Key Environment Variables

Variable	Purpose
`MUSA_VISIBLE_DEVICES=0,1,2,3`	Control visible GPU IDs
`MUSA_LAUNCH_BLOCKING=1`	Synchronous kernel launch
`MUDNN_LOG_LEVEL=INFO`	Enable MUDNN logging
`TORCH_SHOW_CPP_STACKTRACES=1`	Show C++ stack traces

Code Generation Rules

When generating PyTorch code for MUSA:

Always import torch_musa

import torch_musa  # Must import before using torch.musa

Use torch.device("musa")

device = torch.device("musa") if torch.musa.is_available() else torch.device("cpu")
tensor = torch.tensor([1.0, 2.0], device=device)

Use 'mccl' for distributed training

dist.init_process_group(backend='mccl', ...)

Mixed precision (AMP) is supported

from torch.cuda.amp import autocast, GradScaler  # Same API

TensorCore optimization available
- Set torch.backends.musa.matmul.allow_tf32 = True for TensorFloat32

Model Templates

For common model types, see templates in references/:

reference.md - Complete MUSA API reference

Common Tasks

Check GPU Availability

import torch
import torch_musa

print(f"MUSA available: {torch.musa.is_available()}")
print(f"Device count: {torch.musa.device_count()}")
print(f"Device name: {torch.musa.get_device_name(0)}")

Training Loop Pattern

import torch_musa

# Device setup
device = torch.device("musa") if torch.musa.is_available() else torch.device("cpu")

# Model and data to device
model = model.to(device)
inputs = inputs.to(device)

# Training (same as CUDA)
optimizer.zero_grad()
outputs = model(inputs)
loss = criterion(outputs, targets)
loss.backward()
optimizer.step()

Distributed Training (DDP)

import torch.distributed as dist
import torch_musa

# Initialize with mccl backend
dist.init_process_group(backend='mccl', rank=rank, world_size=world_size)

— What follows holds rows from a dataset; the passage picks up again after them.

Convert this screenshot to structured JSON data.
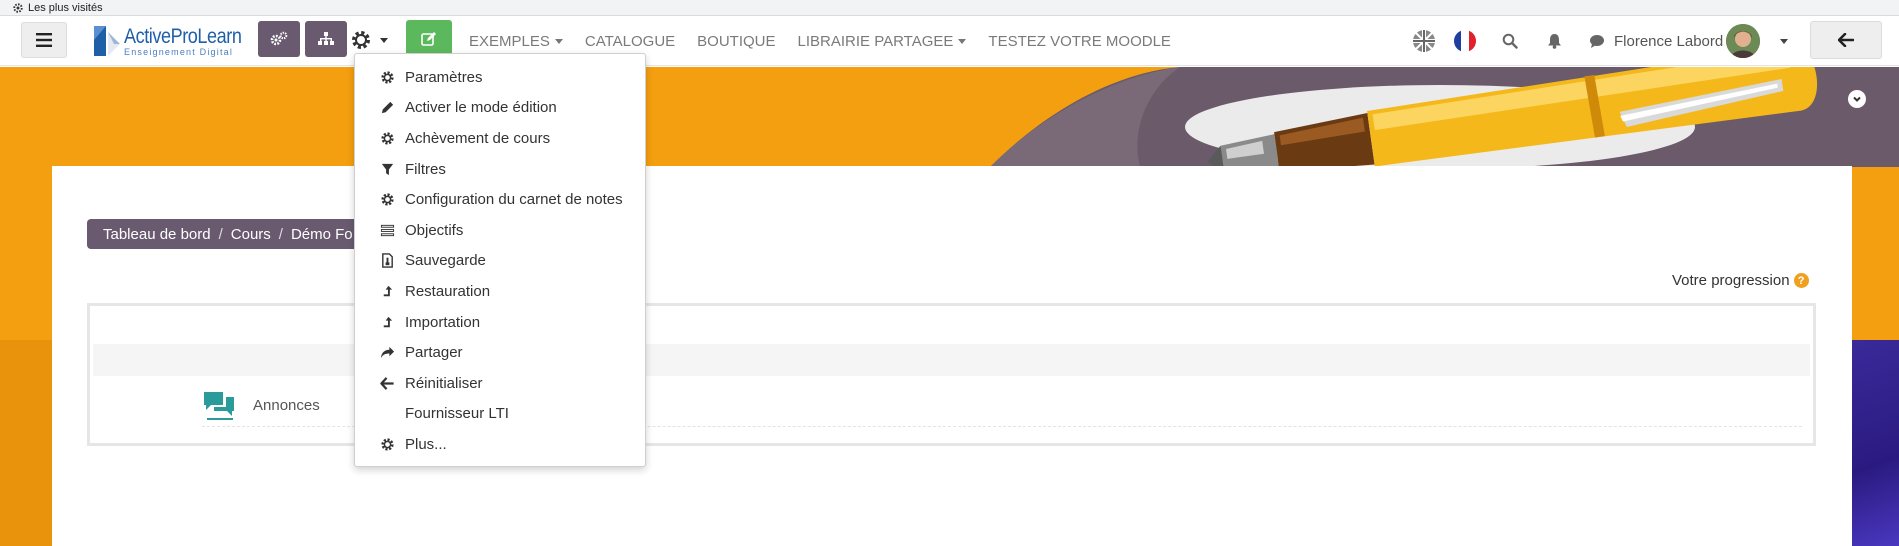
{
  "bookmarks_bar": {
    "item": "Les plus visités"
  },
  "navbar": {
    "logo": {
      "name": "ActiveProLearn",
      "tagline": "Enseignement Digital"
    },
    "menu": [
      {
        "label": "EXEMPLES",
        "dropdown": true
      },
      {
        "label": "CATALOGUE",
        "dropdown": false
      },
      {
        "label": "BOUTIQUE",
        "dropdown": false
      },
      {
        "label": "LIBRAIRIE PARTAGEE",
        "dropdown": true
      },
      {
        "label": "TESTEZ VOTRE MOODLE",
        "dropdown": false
      }
    ],
    "user_name": "Florence Labord",
    "colors": {
      "purple_button": "#695a70",
      "green_button": "#5cb85c"
    }
  },
  "breadcrumb": {
    "items": [
      "Tableau de bord",
      "Cours",
      "Démo Fo"
    ],
    "separator": "/"
  },
  "progress": {
    "label": "Votre progression",
    "help_glyph": "?"
  },
  "activity": {
    "label": "Annonces"
  },
  "dropdown": {
    "items": [
      {
        "label": "Paramètres",
        "icon": "gear-icon"
      },
      {
        "label": "Activer le mode édition",
        "icon": "pencil-icon"
      },
      {
        "label": "Achèvement de cours",
        "icon": "gear-icon"
      },
      {
        "label": "Filtres",
        "icon": "filter-icon"
      },
      {
        "label": "Configuration du carnet de notes",
        "icon": "gear-icon"
      },
      {
        "label": "Objectifs",
        "icon": "list-icon"
      },
      {
        "label": "Sauvegarde",
        "icon": "file-icon"
      },
      {
        "label": "Restauration",
        "icon": "level-up-icon"
      },
      {
        "label": "Importation",
        "icon": "level-up-icon"
      },
      {
        "label": "Partager",
        "icon": "share-icon"
      },
      {
        "label": "Réinitialiser",
        "icon": "arrow-left-icon"
      },
      {
        "label": "Fournisseur LTI",
        "icon": ""
      },
      {
        "label": "Plus...",
        "icon": "gear-icon"
      }
    ]
  },
  "banner_colors": {
    "orange": "#f49f0f",
    "dark": "#1f1748",
    "pen_body": "#f5b81a"
  }
}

# Create process group on MUSA
torch.cuda.set_device(local_rank)  # torch_musa extends torch.cuda API

Code Conversion

When converting existing CUDA code to MUSA:

Add import torch_musa at the top
Replace cuda with musa in device strings
Replace nccl with mccl for distributed backend
Keep all other PyTorch API calls unchanged

Troubleshooting

Device not found: Ensure user is in render group: sudo usermod -aG render $(whoami)
Library not found: Check LD_LIBRARY_PATH includes /usr/local/musa/lib/
Build issues: Clean and rebuild: python setup.py clean && bash build.sh
Docker issues: Use --env MTHREADS_VISIBLE_DEVICES=all

Reference

For detailed API reference and examples, see references/reference.md.